This post is devoted to summarize some results obtained in the two tests of overconfidence explained in the previous post: a set of trivia tests devised to estimate individual measures of overestimation (E) and overplacement (P), and a series of questions on interval estimates to obtain an indicator of overprecision (M).

*Trivia tests on overestimation and overplacement*

Participants completed the four trivia in about 15 minutes, instructions included, and there were no incidents in any of the five sessions. The average respondent overestimated her performance in the trivia by 2.9 right answers (out of 40 questions in total) and the bias was persistent in both easy and hard tests. Whereas, the average respondent considered herself below average by -2.7 correct answers, with the bias being mostly attributable to an underplacement in hard tasks. Table 1 summarizes average data in the experiment.

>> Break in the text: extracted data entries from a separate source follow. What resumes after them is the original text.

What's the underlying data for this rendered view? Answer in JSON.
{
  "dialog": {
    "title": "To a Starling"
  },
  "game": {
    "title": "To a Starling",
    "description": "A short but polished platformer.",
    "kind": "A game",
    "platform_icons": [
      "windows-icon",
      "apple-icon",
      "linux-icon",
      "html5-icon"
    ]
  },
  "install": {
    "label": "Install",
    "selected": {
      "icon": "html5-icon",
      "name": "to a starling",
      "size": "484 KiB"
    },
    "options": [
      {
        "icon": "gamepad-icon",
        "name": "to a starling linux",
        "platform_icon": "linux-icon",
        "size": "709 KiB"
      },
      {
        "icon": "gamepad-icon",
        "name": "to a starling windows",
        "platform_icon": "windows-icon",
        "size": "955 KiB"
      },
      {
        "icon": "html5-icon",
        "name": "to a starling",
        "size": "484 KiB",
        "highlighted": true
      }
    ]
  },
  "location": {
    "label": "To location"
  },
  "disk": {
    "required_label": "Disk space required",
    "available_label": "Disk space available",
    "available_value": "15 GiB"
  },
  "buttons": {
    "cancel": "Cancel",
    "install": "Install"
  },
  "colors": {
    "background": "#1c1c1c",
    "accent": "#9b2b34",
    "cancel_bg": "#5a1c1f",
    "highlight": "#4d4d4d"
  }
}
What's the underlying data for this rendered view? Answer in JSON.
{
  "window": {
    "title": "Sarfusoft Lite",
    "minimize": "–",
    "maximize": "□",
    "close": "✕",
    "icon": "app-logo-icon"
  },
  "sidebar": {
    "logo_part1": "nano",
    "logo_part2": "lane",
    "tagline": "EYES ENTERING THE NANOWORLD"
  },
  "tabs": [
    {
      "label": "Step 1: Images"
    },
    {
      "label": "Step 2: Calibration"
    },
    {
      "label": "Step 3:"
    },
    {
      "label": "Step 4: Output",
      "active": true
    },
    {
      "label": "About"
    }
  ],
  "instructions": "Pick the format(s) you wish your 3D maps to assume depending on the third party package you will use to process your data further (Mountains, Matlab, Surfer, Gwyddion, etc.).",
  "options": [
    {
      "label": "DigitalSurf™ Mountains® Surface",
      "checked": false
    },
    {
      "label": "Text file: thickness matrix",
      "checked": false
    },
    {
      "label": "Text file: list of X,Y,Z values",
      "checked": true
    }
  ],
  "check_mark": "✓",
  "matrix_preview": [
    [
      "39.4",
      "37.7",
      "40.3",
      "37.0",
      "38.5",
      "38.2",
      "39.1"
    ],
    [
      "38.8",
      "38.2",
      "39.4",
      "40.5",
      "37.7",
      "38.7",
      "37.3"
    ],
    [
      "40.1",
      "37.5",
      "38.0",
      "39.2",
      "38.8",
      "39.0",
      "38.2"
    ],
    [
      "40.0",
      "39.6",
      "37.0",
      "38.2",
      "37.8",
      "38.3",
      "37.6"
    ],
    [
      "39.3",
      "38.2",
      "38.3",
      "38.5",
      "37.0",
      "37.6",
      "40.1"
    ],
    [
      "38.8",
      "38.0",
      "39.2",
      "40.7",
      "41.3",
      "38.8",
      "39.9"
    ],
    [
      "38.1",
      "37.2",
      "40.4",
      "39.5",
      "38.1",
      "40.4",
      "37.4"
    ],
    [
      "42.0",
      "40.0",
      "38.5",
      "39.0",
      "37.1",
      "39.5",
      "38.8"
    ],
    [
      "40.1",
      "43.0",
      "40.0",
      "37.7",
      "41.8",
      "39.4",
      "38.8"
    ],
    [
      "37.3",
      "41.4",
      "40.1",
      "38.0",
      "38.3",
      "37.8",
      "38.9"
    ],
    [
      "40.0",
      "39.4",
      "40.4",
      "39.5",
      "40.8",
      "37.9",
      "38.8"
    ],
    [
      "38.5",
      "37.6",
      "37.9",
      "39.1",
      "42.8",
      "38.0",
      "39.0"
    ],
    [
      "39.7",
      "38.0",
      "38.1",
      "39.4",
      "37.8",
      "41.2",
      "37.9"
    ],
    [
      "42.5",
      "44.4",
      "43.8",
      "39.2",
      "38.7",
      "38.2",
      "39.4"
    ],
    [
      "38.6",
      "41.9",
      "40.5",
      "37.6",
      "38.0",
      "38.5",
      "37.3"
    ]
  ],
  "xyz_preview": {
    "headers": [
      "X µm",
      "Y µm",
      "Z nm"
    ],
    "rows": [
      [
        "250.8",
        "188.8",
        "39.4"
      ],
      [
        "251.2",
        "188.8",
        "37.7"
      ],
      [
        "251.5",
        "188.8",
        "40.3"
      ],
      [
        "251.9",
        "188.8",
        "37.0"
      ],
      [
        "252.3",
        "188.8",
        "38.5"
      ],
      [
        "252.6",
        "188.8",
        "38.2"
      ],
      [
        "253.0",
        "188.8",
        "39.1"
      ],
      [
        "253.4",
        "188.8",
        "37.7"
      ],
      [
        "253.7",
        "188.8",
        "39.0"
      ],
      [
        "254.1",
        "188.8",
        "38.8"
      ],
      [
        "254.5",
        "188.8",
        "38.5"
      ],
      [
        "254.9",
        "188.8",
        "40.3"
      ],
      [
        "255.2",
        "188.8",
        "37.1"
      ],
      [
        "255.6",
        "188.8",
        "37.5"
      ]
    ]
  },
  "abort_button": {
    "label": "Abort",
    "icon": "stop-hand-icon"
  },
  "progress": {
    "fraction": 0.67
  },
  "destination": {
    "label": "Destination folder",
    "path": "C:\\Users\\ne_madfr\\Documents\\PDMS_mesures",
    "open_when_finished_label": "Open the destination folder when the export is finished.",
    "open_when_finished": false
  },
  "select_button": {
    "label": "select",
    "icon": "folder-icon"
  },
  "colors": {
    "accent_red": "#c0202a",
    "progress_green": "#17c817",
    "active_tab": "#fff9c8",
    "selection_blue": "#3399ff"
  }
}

**TABLE 1 – Overestimation and overplacement**

We also observe a strong correlation between both variables E and P. That is, participants that exhibited the highest overestimation tend to consider themselves above average (or, at least, featured a lower underplacement) and vice versa.

Finally, the trivia tests were devised to control for the hard – easy effect. Results were the expected for hard tests (overplacement reduces from -2.4 in hard tests to about zero in easy ones) and suffice for overestimation, which does not increase (suggesting a general bias towards overestimation in our sample). Figure 1 helps to appreciate the effect more clearly.

**FIGURE 1 – The hard – easy effect**

However, things would have been more evident if we did not fail to propose a pair of easy tests that were as easy as we expected. As we may see in Table 1 above, trivia tests T2 and T3 had average (median) correct answers of 2.29 (2.0) and 2.75 (3.0) out of 10 questions (with correct answers attributable only to good luck implying a coefficient of 2.0). In trivia tests T1 and T4, expected to yield correct answers of 7.0 to 8.0 on average, respondents only hit the right answer 5.4 (5.0) and 5.58 (6.0) out of 10 questions on average (median). This would represent a couple of tests of a medium –rather than easy- difficulty for respondents.

*Test on confidence intervals*

Participants completed the six questions on confidence intervals in about 6 to 8 minutes, instructions included. Results show a vast tendency towards overprecision, but we are concerned about the reliability of the estimations obtained at the individual level.

First, judges were significantly overconfident. Aggregate results show a strong tendency to overprecision: the 80% confidence intervals contained the correct answer only 38.3% of the time. As expected, the lowest degree of overprecision corresponds to the domain where participants could draw on personal experience (time to walk). However, they were still overconfident: 80% intervals hit the right answer 62.0% of the time. Using *M* ratios overprecision becomes even more prevalent: more than 90% of the respondents exhibit this bias. Table 2 summarizes the results.

**TABLE 2 – Overprecision**

Although results on aggregate are consistent with empirical literature, we are concerned about the reliability of the estimations obtained at the individual level. First, there is evidence that many participants did not fully understand the instructions. We had several incidents: a respondent that did not complete all three answers per question, responses where minimum and maximum boundaries were swapped, where answers were provided in a different order than required, or where the median estimation was identical to any of the boundaries.

Second, individual estimations of ratio M are highly variable depending on the refinement method to estimate M and whether indicators are estimated as the median or the average of the ratios across domains. In particular, following Soll and Klayman (2004) we compared three alternative refinement methods (the option-by-default *M*, estimator M2 where MAD assumes a symmetric distribution, and a third one that assumes normal distribution), and for each of them we computed mean and median ratios. Results evidence indicators are sensible to the estimation method.

Why this happened? Basically, tests were too simple. When only having two questions per domain, providing an answer to a single question that is close to the true response strongly affects the eventual estimation of M. In future research, having more questions per domain will be essential, but with the restriction of devising a test that is not highly time-consuming for a single indicator.